Roderick growled and then tapped the page Iris had just opened. I looked down at a diagram that was pretty unmistakeable. It was a massive, spoked wheel sitting on the bank of a winding river. Then he turned the book so I could see the map of the Thames. A red circle was drawn heavily around a specific point on the South Bank.
"I'm not being funny or anything" Mooney said. "But does anyone else find that all a bit underwhelming? I mean we're talking about a fairly lowrent tourist trap here. It's basically a ferris-wheel that spins slowly and costs thirty quid a go. We're hardly talking about the Tower of Barad-dûr here."
"Don't underestimate the danger here!" Iris said. "It's a giant, iron circle, aligned with the city's power grid which sits directly on top of the Thames aquifer. Geometrically speaking, it's the perfect focus lens. If your ghastly previous boss can position himself at the apex - the top pod - at the moment of Alignment, he'll have the high ground. He'll be looking down on the city like a god and capable of broadcasting a whole new reality."

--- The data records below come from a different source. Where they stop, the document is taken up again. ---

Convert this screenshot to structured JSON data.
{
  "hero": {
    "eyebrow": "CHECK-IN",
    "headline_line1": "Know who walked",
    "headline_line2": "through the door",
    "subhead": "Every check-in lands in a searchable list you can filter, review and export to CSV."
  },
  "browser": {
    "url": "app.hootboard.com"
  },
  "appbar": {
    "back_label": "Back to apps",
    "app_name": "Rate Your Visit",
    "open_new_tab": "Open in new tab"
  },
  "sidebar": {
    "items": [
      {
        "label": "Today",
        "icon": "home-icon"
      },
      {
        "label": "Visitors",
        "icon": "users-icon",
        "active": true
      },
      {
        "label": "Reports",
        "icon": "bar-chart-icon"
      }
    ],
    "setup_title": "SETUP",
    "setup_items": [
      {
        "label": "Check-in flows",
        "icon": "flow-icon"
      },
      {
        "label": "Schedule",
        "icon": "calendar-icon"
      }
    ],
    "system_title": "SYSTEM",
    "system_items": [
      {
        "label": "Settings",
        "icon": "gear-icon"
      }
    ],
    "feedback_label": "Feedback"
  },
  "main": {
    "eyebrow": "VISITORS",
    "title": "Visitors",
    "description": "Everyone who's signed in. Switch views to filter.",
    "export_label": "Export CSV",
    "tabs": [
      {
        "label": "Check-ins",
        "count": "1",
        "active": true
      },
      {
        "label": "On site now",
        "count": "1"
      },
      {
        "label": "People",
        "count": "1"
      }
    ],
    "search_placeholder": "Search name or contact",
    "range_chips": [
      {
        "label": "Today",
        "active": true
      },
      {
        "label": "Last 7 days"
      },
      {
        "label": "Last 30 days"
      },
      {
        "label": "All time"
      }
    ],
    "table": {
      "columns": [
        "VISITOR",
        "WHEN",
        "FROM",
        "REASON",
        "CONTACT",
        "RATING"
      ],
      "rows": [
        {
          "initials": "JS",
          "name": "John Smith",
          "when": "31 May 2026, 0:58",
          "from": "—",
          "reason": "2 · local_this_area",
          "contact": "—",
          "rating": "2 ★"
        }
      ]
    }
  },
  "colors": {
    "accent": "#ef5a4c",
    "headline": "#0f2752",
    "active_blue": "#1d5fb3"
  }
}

"Griff always did like the high ground," I said. It fit. It fit his ego, his tactical style, and his flair for the dramatic.
"When?" I asked.
Roderick ran his finger down a column of numbers on the next page. "It's complicated, but I reckon the Alignment window is pretty narrow. Extremely narrow, actually. According to this... midnight. Tomorrow."

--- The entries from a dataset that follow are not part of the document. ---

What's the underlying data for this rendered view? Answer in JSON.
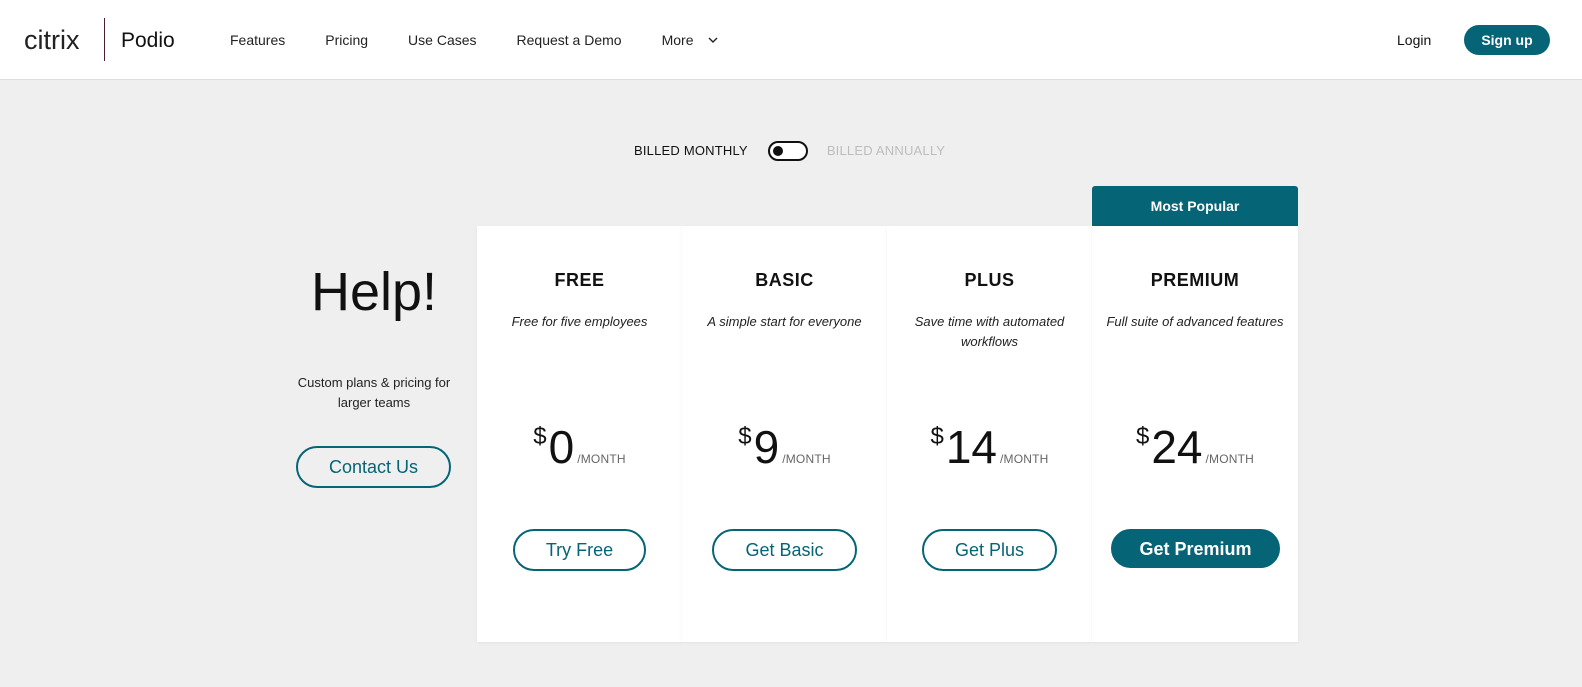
{
  "header": {
    "brand_citrix": "citrix",
    "brand_podio": "Podio",
    "nav": [
      "Features",
      "Pricing",
      "Use Cases",
      "Request a Demo"
    ],
    "nav_more": "More",
    "login": "Login",
    "signup": "Sign up"
  },
  "billing": {
    "monthly_label": "BILLED MONTHLY",
    "annually_label": "BILLED ANNUALLY",
    "selected": "monthly"
  },
  "help": {
    "title": "Help!",
    "description": "Custom plans & pricing for larger teams",
    "contact_label": "Contact Us"
  },
  "popular_banner": "Most Popular",
  "plans": [
    {
      "name": "FREE",
      "tagline": "Free for five employees",
      "currency": "$",
      "price": "0",
      "period": "/MONTH",
      "cta": "Try Free"
    },
    {
      "name": "BASIC",
      "tagline": "A simple start for everyone",
      "currency": "$",
      "price": "9",
      "period": "/MONTH",
      "cta": "Get Basic"
    },
    {
      "name": "PLUS",
      "tagline": "Save time with automated workflows",
      "currency": "$",
      "price": "14",
      "period": "/MONTH",
      "cta": "Get Plus"
    },
    {
      "name": "PREMIUM",
      "tagline": "Full suite of advanced features",
      "currency": "$",
      "price": "24",
      "period": "/MONTH",
      "cta": "Get Premium"
    }
  ],
  "colors": {
    "brand_teal": "#056475",
    "background": "#efefef",
    "card": "#ffffff"
  }
}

"Awesome," I said. "I love a deadline."
"Now you've put him on notice, he'll probably be busy digging in," Iris said. "He'll be putting wards up, hiring mercenaries and will even probably have a few nasty surprises from the Other Side waiting for anyone keen to mess about. You're not just going to be able to storm in there with your signature style"
"So we need a plan," I said.
"We need more than a plan," Kenny said, snapping the shotgun breach closed. "We need heavy ordnance."